Общее – это наличие доминирующего актора в лице главы региона и консолидированной (а не фрагментированной) политической элиты. Стратегии и условия для выстраивания такой системы «единой пирамиды» элитной сети и ликвидации всех «конкурирующих элитных пирамид» [6] могут быть разными. Этнический фактор в разных условиях может как способствовать консолидации элиты (как это было в 1990-х гг.), так и препятствовать этому (как это стало в некоторых республиках в последнее время). Но главная общая черта «сверхлояльных» регионов – это консолидированная региональная элита с наличием доминирующего актора, который контролирует основные политические институты и экономические ресурсы, распределяет их среди основных сегментов элит и тем самым добивается их лояльности и слаженной командной работы.

Вопрос 3. Влияют ли на проявление «сверхлояльности» культурные, этнические и религиозные факторы?

Ковин В.С.

Напрямую нет, не влияют. Если только культурные, этнические и религиозные институции не задействованы в мобилизации избирателей.

Воробьев Н.И.

Так называемое «сверхлояльное» голосование объясняется, на мой взгляд, целым рядом факторов, однако этнический фактор мне не представляется играющим решающую роль в этом вопросе.

Коргунюк Ю.Г.

Лишь в опосредованном виде – в случае, если они связаны с той самой политической культурой родственных социальных сетей, о которой говорилось в ответе на первый вопрос. При этом сами культура, этнос и религия являются в данном случае не столько факторами, сколько «маркерами», помогающими отслеживать функционирование родственных социальных сетей.

Михайлов В.В.

Да, влияют. Но это влияние второго порядка. В период агитации за самостоятельность (независимость) Татарстана часть татар руководствовалась этнической солидарностью с политикой власти РТ. После 1995 г., когда в районах явка и голосование за представителя или партию власти превышали 90%, на первый план выходила привычка послушания, когда председатель колхоза был полным хозяином на селе. Полагаю, что эту покорность и отсутствие навыков борьбы за свои права можно считать элементом культуры.

Шкель С.Н.

Сами по себе культурные, этнические и религиозные факторы являются политически нейтральными и не влияют на проявление «сверхлояльности». Они могут работать «на лояльность» только при условии использования их политическими элитами. При этом элиты могут использовать их как для проявления лояльности, так и для протестной мобилизации. Поэтому первопричина «сверхлояльности» кроется не в самой этнической культуре, а в стратегиях политических элит и в том, как они интерпретируют (фреймируют) этнические проблемы и используют этнический фактор.

Киселев К.В.

Можно сказать, что есть лишь косвенное/опосредованное влияние этнических и религиозных факторов, связанное с механизмами клановой и церковной мобилизации, традициями сельского типа расселения, механизмами «лингвистической мобилизации» и т.д.

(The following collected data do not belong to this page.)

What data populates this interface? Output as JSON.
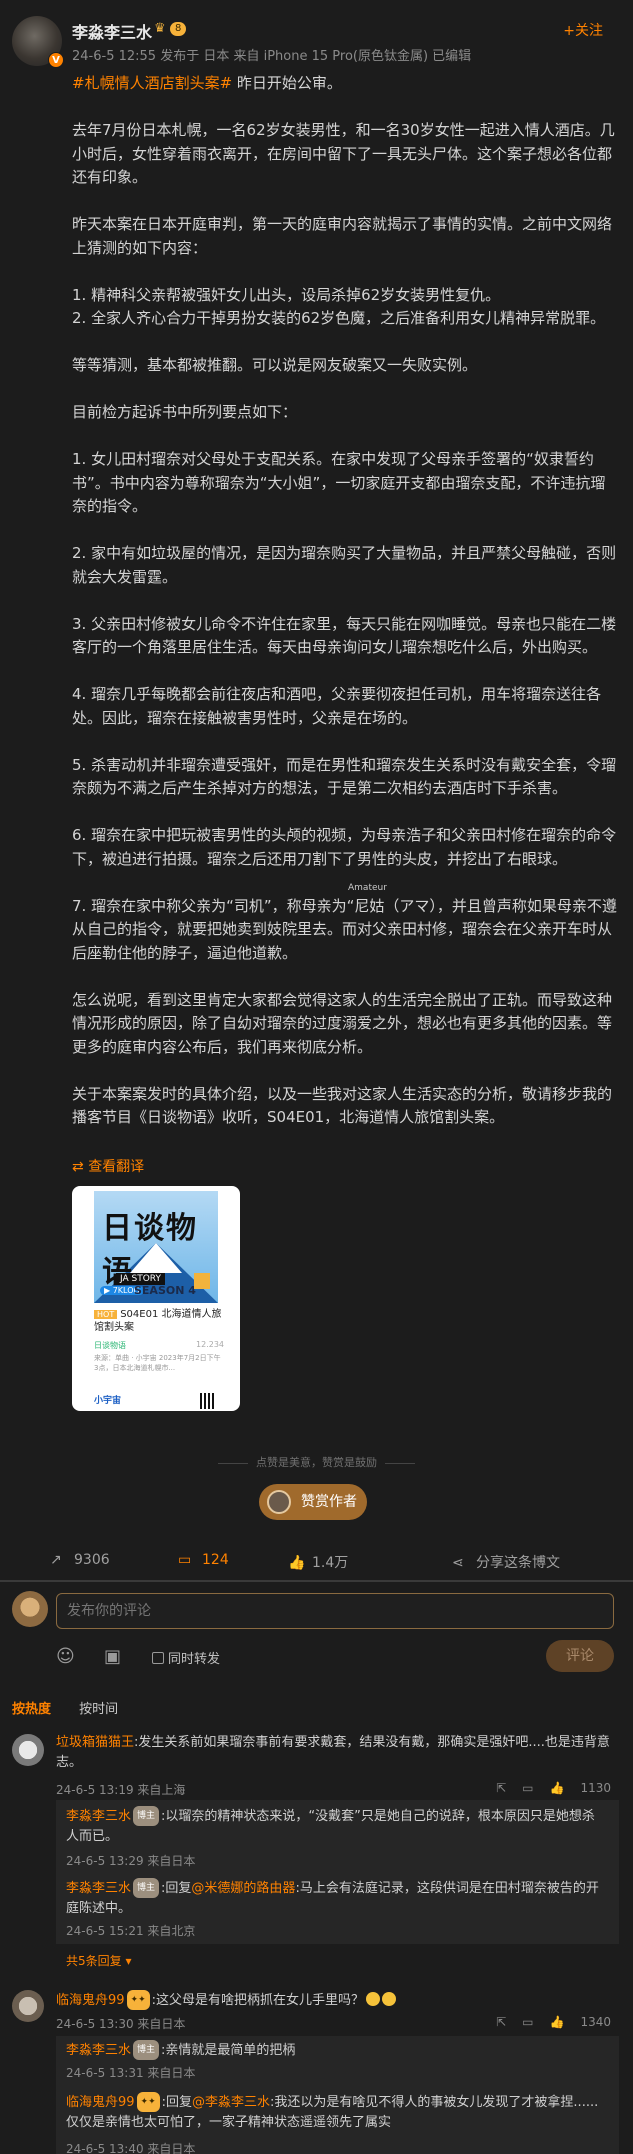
{
  "post": {
    "author": "李淼李三水",
    "level": "8",
    "verified_badge": "V",
    "meta": "24-6-5 12:55  发布于 日本  来自 iPhone 15 Pro(原色钛金属)  已编辑",
    "follow": "+关注",
    "hashtag": "#札幌情人酒店割头案#",
    "intro": " 昨日开始公审。",
    "paragraphs": [
      "去年7月份日本札幌，一名62岁女装男性，和一名30岁女性一起进入情人酒店。几小时后，女性穿着雨衣离开，在房间中留下了一具无头尸体。这个案子想必各位都还有印象。",
      "昨天本案在日本开庭审判，第一天的庭审内容就揭示了事情的实情。之前中文网络上猜测的如下内容：",
      "1. 精神科父亲帮被强奸女儿出头，设局杀掉62岁女装男性复仇。",
      "2. 全家人齐心合力干掉男扮女装的62岁色魔，之后准备利用女儿精神异常脱罪。",
      "等等猜测，基本都被推翻。可以说是网友破案又一失败实例。",
      "目前检方起诉书中所列要点如下：",
      "1. 女儿田村瑠奈对父母处于支配关系。在家中发现了父母亲手签署的“奴隶誓约书”。书中内容为尊称瑠奈为“大小姐”，一切家庭开支都由瑠奈支配，不许违抗瑠奈的指令。",
      "2. 家中有如垃圾屋的情况，是因为瑠奈购买了大量物品，并且严禁父母触碰，否则就会大发雷霆。",
      "3. 父亲田村修被女儿命令不许住在家里，每天只能在网咖睡觉。母亲也只能在二楼客厅的一个角落里居住生活。每天由母亲询问女儿瑠奈想吃什么后，外出购买。",
      "4. 瑠奈几乎每晚都会前往夜店和酒吧，父亲要彻夜担任司机，用车将瑠奈送往各处。因此，瑠奈在接触被害男性时，父亲是在场的。",
      "5. 杀害动机并非瑠奈遭受强奸，而是在男性和瑠奈发生关系时没有戴安全套，令瑠奈颇为不满之后产生杀掉对方的想法，于是第二次相约去酒店时下手杀害。",
      "6. 瑠奈在家中把玩被害男性的头颅的视频，为母亲浩子和父亲田村修在瑠奈的命令下，被迫进行拍摄。瑠奈之后还用刀割下了男性的头皮，并挖出了右眼球。",
      "7. 瑠奈在家中称父亲为“司机”，称母亲为“尼姑（アマ），并且曾声称如果母亲不遵从自己的指令，就要把她卖到妓院里去。而对父亲田村修，瑠奈会在父亲开车时从后座勒住他的脖子，逼迫他道歉。",
      "怎么说呢，看到这里肯定大家都会觉得这家人的生活完全脱出了正轨。而导致这种情况形成的原因，除了自幼对瑠奈的过度溺爱之外，想必也有更多其他的因素。等更多的庭审内容公布后，我们再来彻底分析。",
      "关于本案案发时的具体介绍，以及一些我对这家人生活实态的分析，敬请移步我的播客节目《日谈物语》收听，S04E01，北海道情人旅馆割头案。"
    ],
    "ruby": "Amateur",
    "translate": "查看翻译",
    "card": {
      "logo": "日谈物语",
      "story": "JA STORY",
      "season": "SEASON 4",
      "play": "▶ 7KLOG",
      "hot": "HOT",
      "title": "S04E01 北海道情人旅馆割头案",
      "author": "日谈物语",
      "count": "12.234",
      "desc": "来源：单曲 · 小宇宙  2023年7月2日下午3点，日本北海道札幌市...",
      "brand": "小宇宙"
    },
    "tip": "点赞是美意，赞赏是鼓励",
    "reward": "赞赏作者"
  },
  "actions": {
    "repost": "9306",
    "comment": "124",
    "like": "1.4万",
    "share": "分享这条博文"
  },
  "composer": {
    "placeholder": "发布你的评论",
    "repost_label": "同时转发",
    "submit": "评论"
  },
  "tabs": [
    "按热度",
    "按时间"
  ],
  "comments": [
    {
      "user": "垃圾箱猫猫王",
      "text": ":发生关系前如果瑠奈事前有要求戴套，结果没有戴，那确实是强奸吧....也是违背意志。",
      "meta": "24-6-5 13:19  来自上海",
      "likes": "1130",
      "replies": [
        {
          "user": "李淼李三水",
          "badge": "博主",
          "text": ":以瑠奈的精神状态来说，“没戴套”只是她自己的说辞，根本原因只是她想杀人而已。",
          "meta": "24-6-5 13:29  来自日本"
        },
        {
          "user": "李淼李三水",
          "badge": "博主",
          "prefix": ":回复",
          "mention": "@米德娜的路由器",
          "text": ":马上会有法庭记录，这段供词是在田村瑠奈被告的开庭陈述中。",
          "meta": "24-6-5 15:21  来自北京"
        }
      ],
      "more": "共5条回复"
    },
    {
      "user": "临海鬼舟99",
      "text": ":这父母是有啥把柄抓在女儿手里吗？",
      "meta": "24-6-5 13:30  来自日本",
      "likes": "1340",
      "replies": [
        {
          "user": "李淼李三水",
          "badge": "博主",
          "text": ":亲情就是最简单的把柄",
          "meta": "24-6-5 13:31  来自日本"
        },
        {
          "user": "临海鬼舟99",
          "prefix": ":回复",
          "mention": "@李淼李三水",
          "text": ":我还以为是有啥见不得人的事被女儿发现了才被拿捏......仅仅是亲情也太可怕了，一家子精神状态遥遥领先了属实",
          "meta": "24-6-5 13:40  来自日本"
        }
      ]
    }
  ],
  "colors": {
    "accent": "#ff8200",
    "background": "#1c1c1c",
    "text": "#d4d4d4",
    "muted": "#8a8a8a"
  }
}
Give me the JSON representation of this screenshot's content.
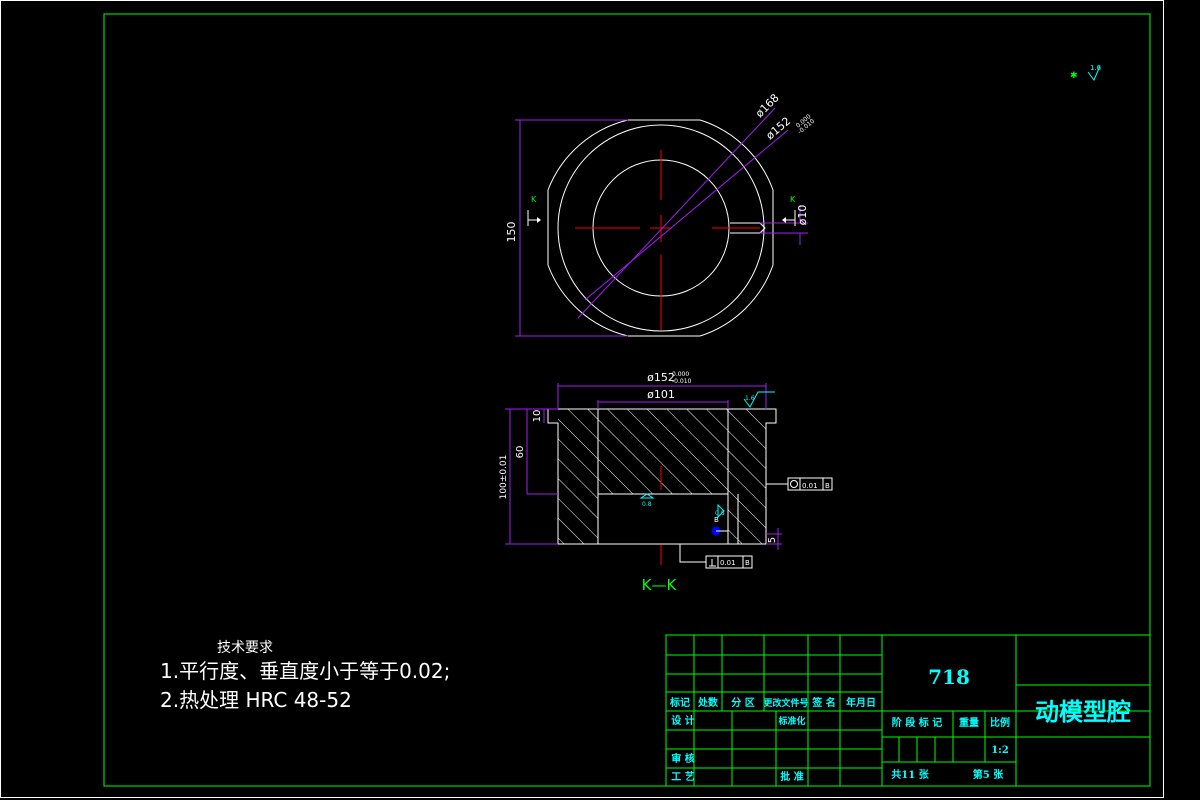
{
  "drawing": {
    "top_view": {
      "dim_outer": "ø168",
      "dim_bore": "ø152",
      "dim_bore_tol_upper": "0.000",
      "dim_bore_tol_lower": "-0.010",
      "dim_height": "150",
      "dim_hole": "ø10",
      "section_mark_left": "K",
      "section_mark_right": "K"
    },
    "section_view": {
      "dim_top": "ø152",
      "dim_top_tol_upper": "0.000",
      "dim_top_tol_lower": "-0.010",
      "dim_inner": "ø101",
      "dim_step": "10",
      "dim_depth": "60",
      "dim_total": "100±0.01",
      "dim_bottom": "5",
      "roughness_top": "1.6",
      "roughness_bottom": "0.8",
      "roughness_side": "0.8",
      "gdt_flat_value": "0.01",
      "gdt_flat_datum": "B",
      "gdt_perp_value": "0.01",
      "gdt_perp_datum": "B",
      "datum_label": "B",
      "section_label": "K—K"
    },
    "corner_roughness": "1.6",
    "tech_requirements": {
      "title": "技术要求",
      "item1": "1.平行度、垂直度小于等于0.02;",
      "item2": "2.热处理  HRC 48-52"
    }
  },
  "title_block": {
    "material": "718",
    "part_name": "动模型腔",
    "header_cells": [
      "标记",
      "处数",
      "分 区",
      "更改文件号",
      "签 名",
      "年月日"
    ],
    "row_design": "设 计",
    "row_standard": "标准化",
    "row_review": "审 核",
    "row_process": "工 艺",
    "row_approve": "批 准",
    "stage_label": "阶 段 标 记",
    "weight_label": "重量",
    "scale_label": "比例",
    "scale_value": "1:2",
    "total_sheets": "共11 张",
    "sheet_no": "第5 张"
  },
  "colors": {
    "frame": "#00ff00",
    "part_outline": "#ffffff",
    "centerline": "#ff0000",
    "dimension": "#a020f0",
    "text_cyan": "#00ffff",
    "text_white": "#ffffff"
  }
}
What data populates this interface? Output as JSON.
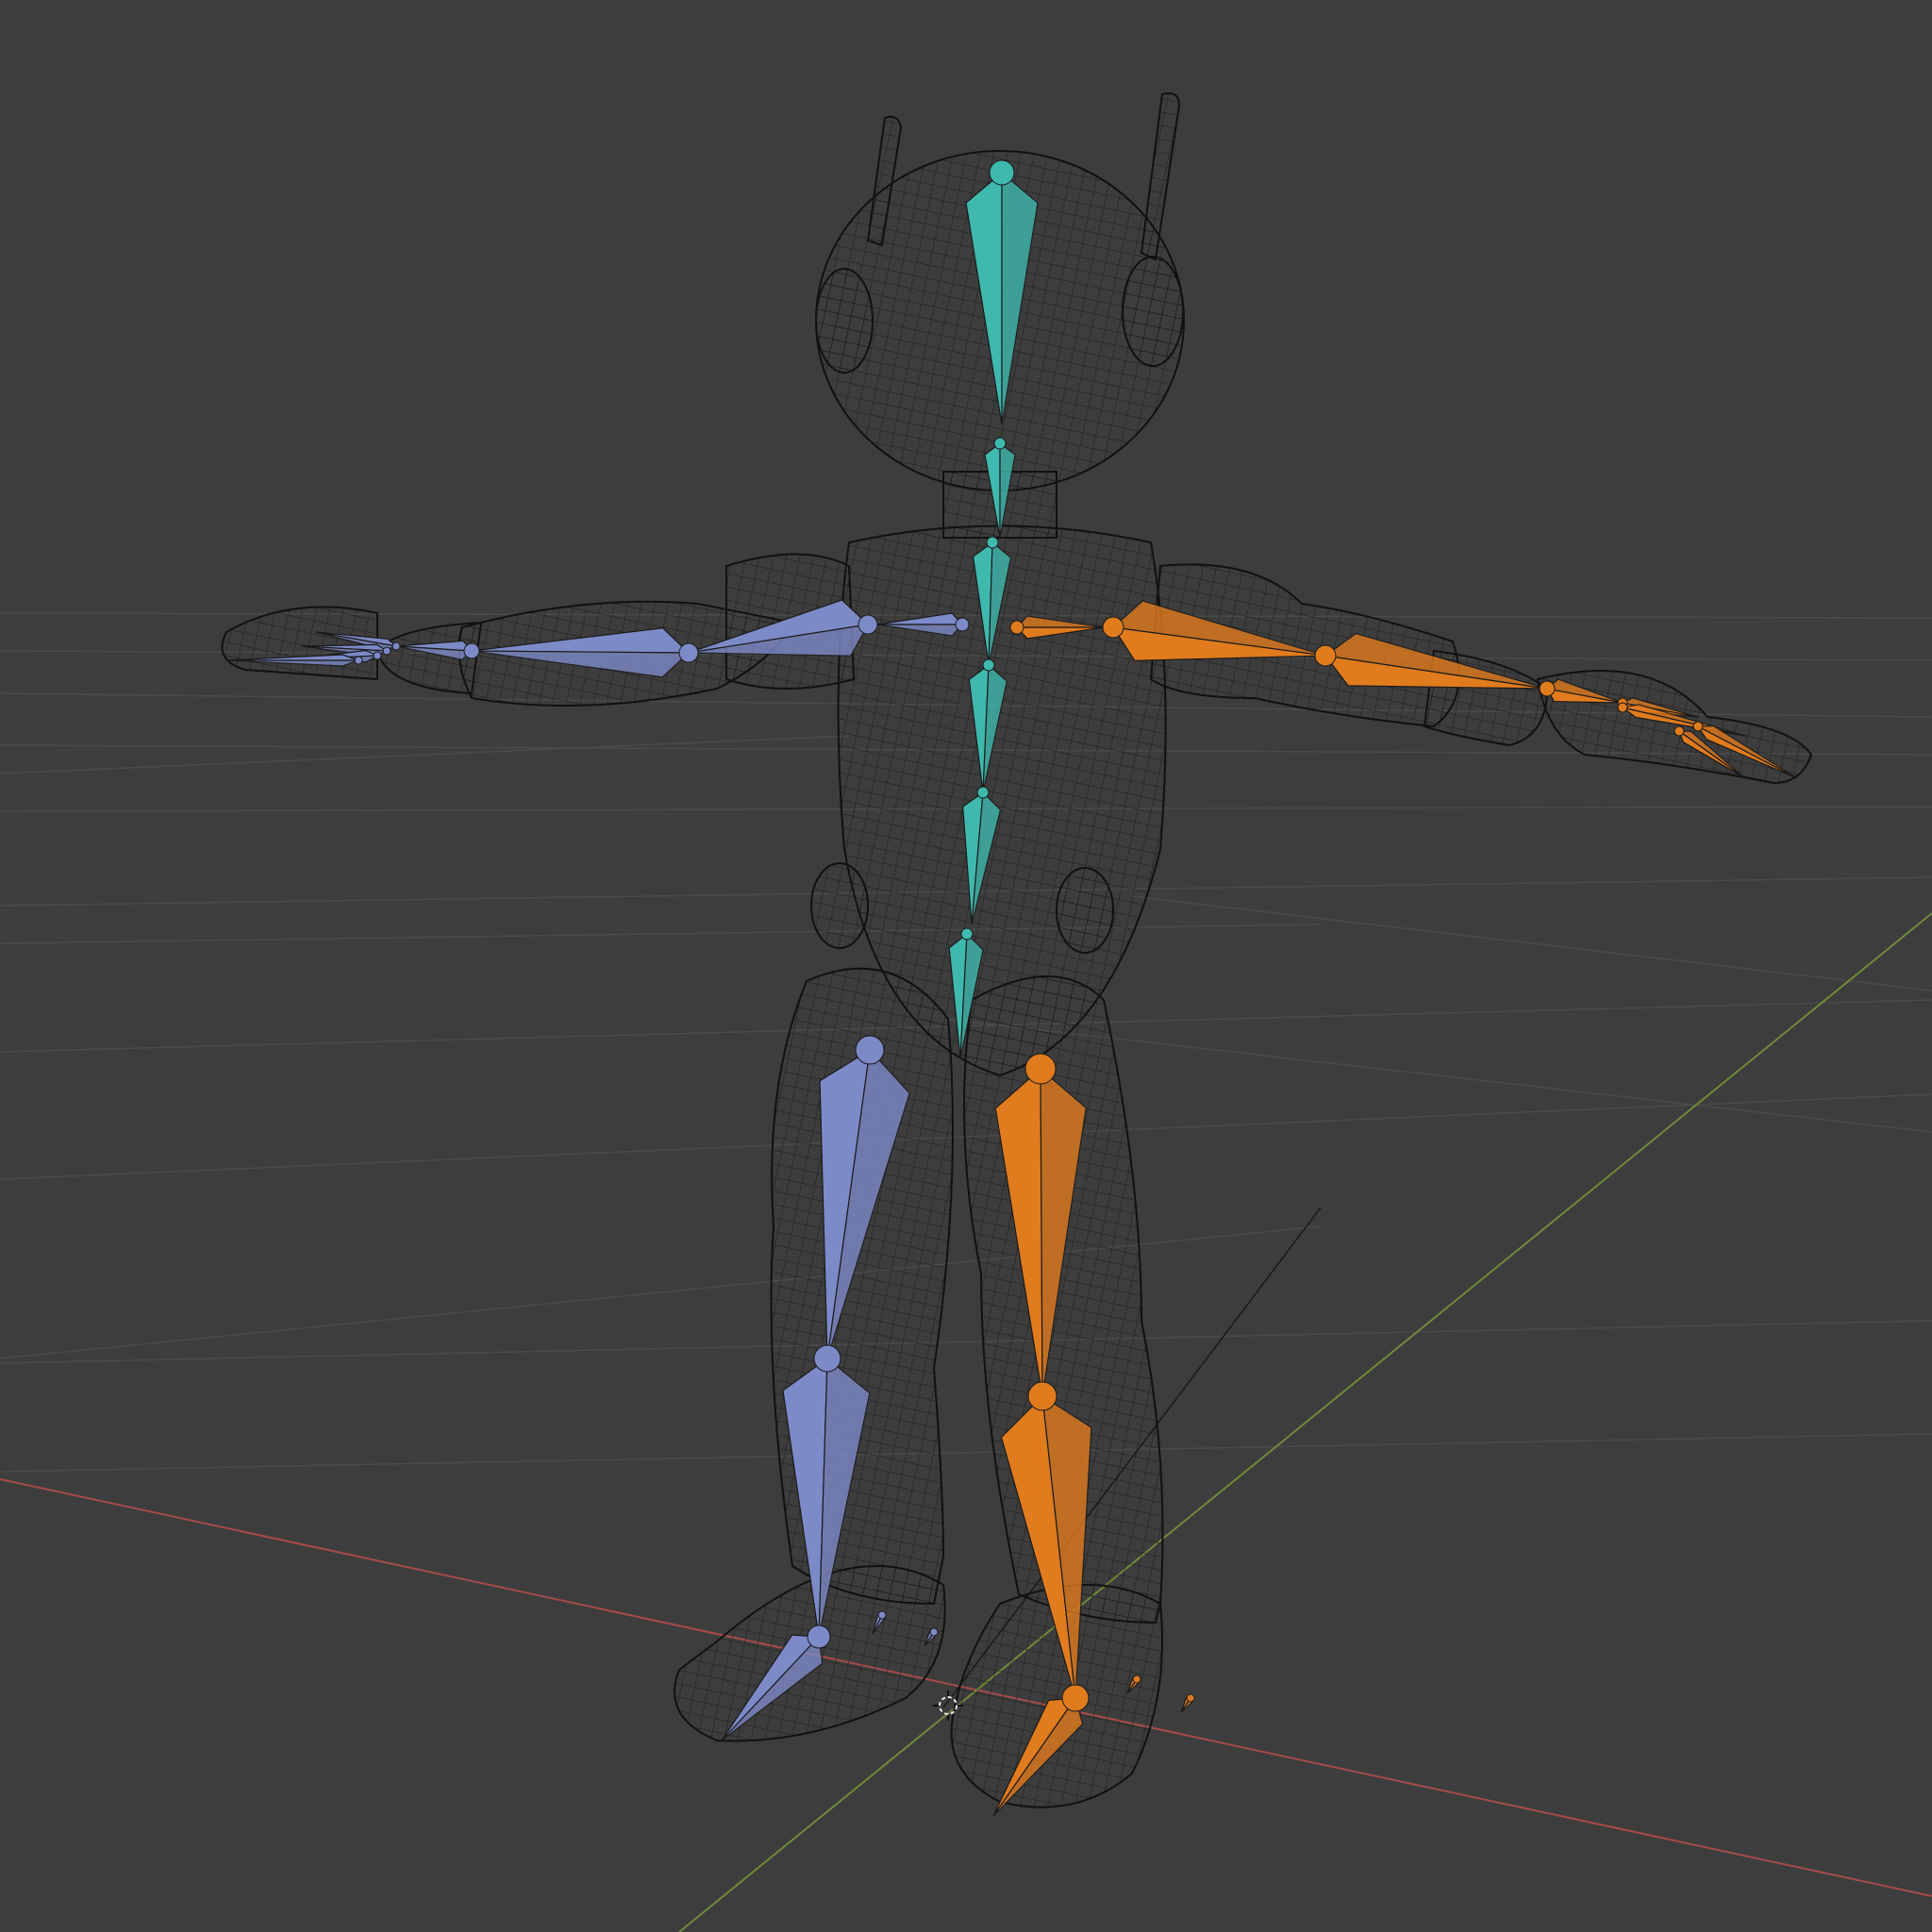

Что касается культурных факторов, то сказываются повседневный культурный традиционализм, общие традиции лояльности, уровень образования и т.п. Чем ниже уровень развитости социального капитала (Бурдье, Патнэм и др.), тем выше уровень лояльности.

Панов П.В.

Думаю, ни республиканский статус региона, ни этничность как таковая не могут рассматриваться как непосредственные причины «сверхлояльного» голосования. Об этом красноречиво говорят эмпирические данные, в том числе приведенные в редакционном предисловии. Корреляция между республиканским статусом и сверхлояльным голосованием, а также между долей этнических меньшинств и сверхлояльным голосованием, разумеется, есть, но, как хорошо известно, это отнюдь не является свидетельством причинно-следственных связей.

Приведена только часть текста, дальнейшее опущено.